The founder of Jwievie also said that promotion of French education, and other languages in Nigeria could help in addressing unemployment.
According to her, it is an opportunity for creating jobs that enables people to do those jobs with other African countries.
“Working together with other countries allows room for collaboration; though, it is not a major solution to addressing unemployment in the country.
“However, it can make a difference,’’ Asibelua said.
Similarly, the Head of Ecole de Roches, Mr Ivor Gemmell, described Nigeria as an interesting market and opportunity to excel considering the number of francophone countries in the neighborhood.
According to him, there is a lot that Nigeria can learn from France and vice versa.
“Rigour is one of the things we will always see in the French system: there is always a lot of that.

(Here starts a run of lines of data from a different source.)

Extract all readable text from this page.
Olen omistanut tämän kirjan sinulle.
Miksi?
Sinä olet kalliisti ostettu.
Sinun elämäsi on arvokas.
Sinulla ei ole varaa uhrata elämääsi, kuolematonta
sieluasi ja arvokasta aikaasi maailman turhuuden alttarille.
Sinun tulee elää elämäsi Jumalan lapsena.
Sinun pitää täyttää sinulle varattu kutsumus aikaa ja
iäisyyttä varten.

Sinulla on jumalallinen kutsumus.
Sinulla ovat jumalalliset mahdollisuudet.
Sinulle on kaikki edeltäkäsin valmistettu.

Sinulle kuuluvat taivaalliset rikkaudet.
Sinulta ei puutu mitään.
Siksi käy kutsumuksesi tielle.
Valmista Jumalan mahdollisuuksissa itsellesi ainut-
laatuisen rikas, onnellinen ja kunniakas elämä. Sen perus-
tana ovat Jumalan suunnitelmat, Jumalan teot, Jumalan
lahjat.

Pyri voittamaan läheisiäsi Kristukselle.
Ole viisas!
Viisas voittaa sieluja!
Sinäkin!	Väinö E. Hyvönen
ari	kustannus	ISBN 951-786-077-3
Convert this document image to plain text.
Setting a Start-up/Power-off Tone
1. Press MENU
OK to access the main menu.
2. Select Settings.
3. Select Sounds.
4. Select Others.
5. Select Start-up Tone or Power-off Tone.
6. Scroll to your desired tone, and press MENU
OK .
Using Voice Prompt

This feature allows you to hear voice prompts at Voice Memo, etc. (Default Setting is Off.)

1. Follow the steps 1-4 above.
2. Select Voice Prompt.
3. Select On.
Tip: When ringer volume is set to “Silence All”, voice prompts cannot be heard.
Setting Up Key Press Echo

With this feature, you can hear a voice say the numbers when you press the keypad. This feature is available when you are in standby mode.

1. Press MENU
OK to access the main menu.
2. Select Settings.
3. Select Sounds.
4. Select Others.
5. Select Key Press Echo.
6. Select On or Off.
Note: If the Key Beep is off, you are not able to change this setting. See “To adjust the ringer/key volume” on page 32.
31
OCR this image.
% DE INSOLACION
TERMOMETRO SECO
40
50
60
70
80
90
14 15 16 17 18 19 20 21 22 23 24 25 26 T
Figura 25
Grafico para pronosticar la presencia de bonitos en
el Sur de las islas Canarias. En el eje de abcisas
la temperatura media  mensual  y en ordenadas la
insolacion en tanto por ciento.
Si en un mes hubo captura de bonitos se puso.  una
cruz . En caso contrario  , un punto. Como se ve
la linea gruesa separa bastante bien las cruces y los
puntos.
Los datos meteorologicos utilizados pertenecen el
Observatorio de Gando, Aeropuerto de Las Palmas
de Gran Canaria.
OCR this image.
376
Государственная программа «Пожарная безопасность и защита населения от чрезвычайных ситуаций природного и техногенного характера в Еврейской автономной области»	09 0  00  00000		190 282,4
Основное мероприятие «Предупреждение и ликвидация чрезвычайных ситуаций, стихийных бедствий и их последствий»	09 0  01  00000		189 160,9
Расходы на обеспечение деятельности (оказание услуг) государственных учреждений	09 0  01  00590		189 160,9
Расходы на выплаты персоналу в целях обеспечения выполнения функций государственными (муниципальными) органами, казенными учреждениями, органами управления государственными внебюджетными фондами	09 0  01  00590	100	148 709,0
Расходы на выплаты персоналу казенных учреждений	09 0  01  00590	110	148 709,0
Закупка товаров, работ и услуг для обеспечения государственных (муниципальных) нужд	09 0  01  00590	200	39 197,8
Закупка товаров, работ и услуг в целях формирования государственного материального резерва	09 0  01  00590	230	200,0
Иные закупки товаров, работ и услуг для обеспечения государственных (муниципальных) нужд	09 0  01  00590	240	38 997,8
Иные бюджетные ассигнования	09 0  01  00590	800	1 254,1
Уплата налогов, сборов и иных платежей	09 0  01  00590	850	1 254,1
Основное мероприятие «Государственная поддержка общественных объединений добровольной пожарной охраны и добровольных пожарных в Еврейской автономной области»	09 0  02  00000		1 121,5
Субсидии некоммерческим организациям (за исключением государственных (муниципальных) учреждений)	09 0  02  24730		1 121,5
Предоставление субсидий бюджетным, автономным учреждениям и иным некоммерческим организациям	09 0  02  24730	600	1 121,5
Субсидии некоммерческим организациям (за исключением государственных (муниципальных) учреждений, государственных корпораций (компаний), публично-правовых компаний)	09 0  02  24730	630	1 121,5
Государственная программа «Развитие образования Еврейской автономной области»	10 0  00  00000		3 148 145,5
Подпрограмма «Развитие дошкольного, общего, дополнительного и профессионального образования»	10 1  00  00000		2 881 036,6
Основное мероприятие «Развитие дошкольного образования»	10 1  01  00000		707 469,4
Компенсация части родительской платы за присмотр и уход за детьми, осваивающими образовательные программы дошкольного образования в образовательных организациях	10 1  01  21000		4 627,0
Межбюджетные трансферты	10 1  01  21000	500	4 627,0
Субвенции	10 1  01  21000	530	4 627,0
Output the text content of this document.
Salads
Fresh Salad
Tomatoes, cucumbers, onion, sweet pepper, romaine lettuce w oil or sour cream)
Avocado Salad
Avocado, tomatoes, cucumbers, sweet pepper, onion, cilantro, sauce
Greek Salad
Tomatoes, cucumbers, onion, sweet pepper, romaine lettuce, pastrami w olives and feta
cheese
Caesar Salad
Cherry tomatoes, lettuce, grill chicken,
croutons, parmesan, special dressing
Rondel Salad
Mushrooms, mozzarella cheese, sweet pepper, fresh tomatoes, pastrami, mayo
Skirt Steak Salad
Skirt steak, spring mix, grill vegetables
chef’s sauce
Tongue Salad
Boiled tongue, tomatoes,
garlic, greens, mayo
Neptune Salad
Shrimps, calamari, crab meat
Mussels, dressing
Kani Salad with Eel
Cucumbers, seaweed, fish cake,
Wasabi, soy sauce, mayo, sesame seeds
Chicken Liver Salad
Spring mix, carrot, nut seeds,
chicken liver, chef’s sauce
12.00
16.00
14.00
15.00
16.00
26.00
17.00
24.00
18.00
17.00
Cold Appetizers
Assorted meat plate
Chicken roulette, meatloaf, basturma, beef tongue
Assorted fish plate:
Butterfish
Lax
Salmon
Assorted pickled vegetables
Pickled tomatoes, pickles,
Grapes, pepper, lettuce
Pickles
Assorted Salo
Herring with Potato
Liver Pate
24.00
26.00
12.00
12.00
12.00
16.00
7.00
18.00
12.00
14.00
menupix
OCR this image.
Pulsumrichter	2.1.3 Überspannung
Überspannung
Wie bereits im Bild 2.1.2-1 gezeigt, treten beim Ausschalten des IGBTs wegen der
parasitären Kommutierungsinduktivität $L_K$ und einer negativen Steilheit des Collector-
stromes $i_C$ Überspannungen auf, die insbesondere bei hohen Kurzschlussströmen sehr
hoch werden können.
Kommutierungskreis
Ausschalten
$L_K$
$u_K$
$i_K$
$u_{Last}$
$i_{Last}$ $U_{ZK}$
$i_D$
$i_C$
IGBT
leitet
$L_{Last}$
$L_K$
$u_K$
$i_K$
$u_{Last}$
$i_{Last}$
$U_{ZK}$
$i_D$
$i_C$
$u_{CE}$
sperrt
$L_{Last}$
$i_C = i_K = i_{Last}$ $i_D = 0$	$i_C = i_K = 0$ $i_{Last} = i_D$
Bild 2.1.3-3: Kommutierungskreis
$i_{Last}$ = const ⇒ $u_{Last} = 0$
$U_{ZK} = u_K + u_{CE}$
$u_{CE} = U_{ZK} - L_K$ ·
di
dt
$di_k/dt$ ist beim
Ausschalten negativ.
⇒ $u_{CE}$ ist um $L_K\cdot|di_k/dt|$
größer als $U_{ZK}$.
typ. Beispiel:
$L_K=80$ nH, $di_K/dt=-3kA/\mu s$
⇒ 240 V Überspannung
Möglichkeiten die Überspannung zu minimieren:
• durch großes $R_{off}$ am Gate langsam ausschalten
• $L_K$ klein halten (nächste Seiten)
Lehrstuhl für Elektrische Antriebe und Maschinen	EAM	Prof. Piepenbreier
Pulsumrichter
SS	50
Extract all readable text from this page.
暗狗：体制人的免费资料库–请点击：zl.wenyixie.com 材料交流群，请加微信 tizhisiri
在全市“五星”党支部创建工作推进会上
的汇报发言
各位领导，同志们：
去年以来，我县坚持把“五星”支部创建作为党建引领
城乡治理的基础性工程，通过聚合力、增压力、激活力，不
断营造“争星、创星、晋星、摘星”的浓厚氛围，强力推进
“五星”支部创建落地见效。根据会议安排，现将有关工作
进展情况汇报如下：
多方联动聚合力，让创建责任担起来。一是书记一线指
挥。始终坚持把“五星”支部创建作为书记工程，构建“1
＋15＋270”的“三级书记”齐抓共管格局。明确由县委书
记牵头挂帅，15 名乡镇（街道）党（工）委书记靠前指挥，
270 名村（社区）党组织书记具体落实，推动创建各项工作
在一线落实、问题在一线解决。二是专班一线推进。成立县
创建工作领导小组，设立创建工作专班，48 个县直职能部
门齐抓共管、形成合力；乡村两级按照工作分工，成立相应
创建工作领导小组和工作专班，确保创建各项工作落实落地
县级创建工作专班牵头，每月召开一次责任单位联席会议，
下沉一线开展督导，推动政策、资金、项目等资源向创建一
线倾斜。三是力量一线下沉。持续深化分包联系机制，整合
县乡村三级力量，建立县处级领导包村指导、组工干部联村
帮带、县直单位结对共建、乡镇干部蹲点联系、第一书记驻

“There are loads of opportunities to have and do cultural activities as well, which is something that is fantastic for Nigerian children.
“We have also got quite a lot of monuments and we happen to be very close to Normandy beaches so from a historical point of view there is a lot to learn there.
“I know that there is a lot of different art from what we see in Europe here in Nigeria, and that is something the students can express and convey to their friends, “ Gemmell said.
Also, the Secrétaire Général of the school, Mr Stéphane Royo, said that values of respect for people, which was the basis of Nigeria was exactly the values of the school.
“We are an English school in France with big value; we started in 1899 and now we are very happy to be here in Nigeria to show that we have different possibilities.
“We have the International Baccalaureate in English and French, and this is a very big advantage.
“The motto of the young people is the language, to communicate together
“Also, if someone leaves Ecole de Roches and can speak English, French, Chinese, Arabic, or Russian, it is a success for us, “ Royo added.
In his remarks, philanthropist, art collector and father of the host, Mr Nero Asibelua, while extolling the representatives of the French school for the sort of rigorous training and opportunities open to their alumni, he also implored the Federal Government of Nigeria to implement the use of our local languages in schools.
“However, there are more than 200 languages in Nigeria, yet they are not spoken and becoming extinct”.
“Make it compulsory that children should speak in their local languages; it is very important for the future of Nigeria, “ Asibelua added.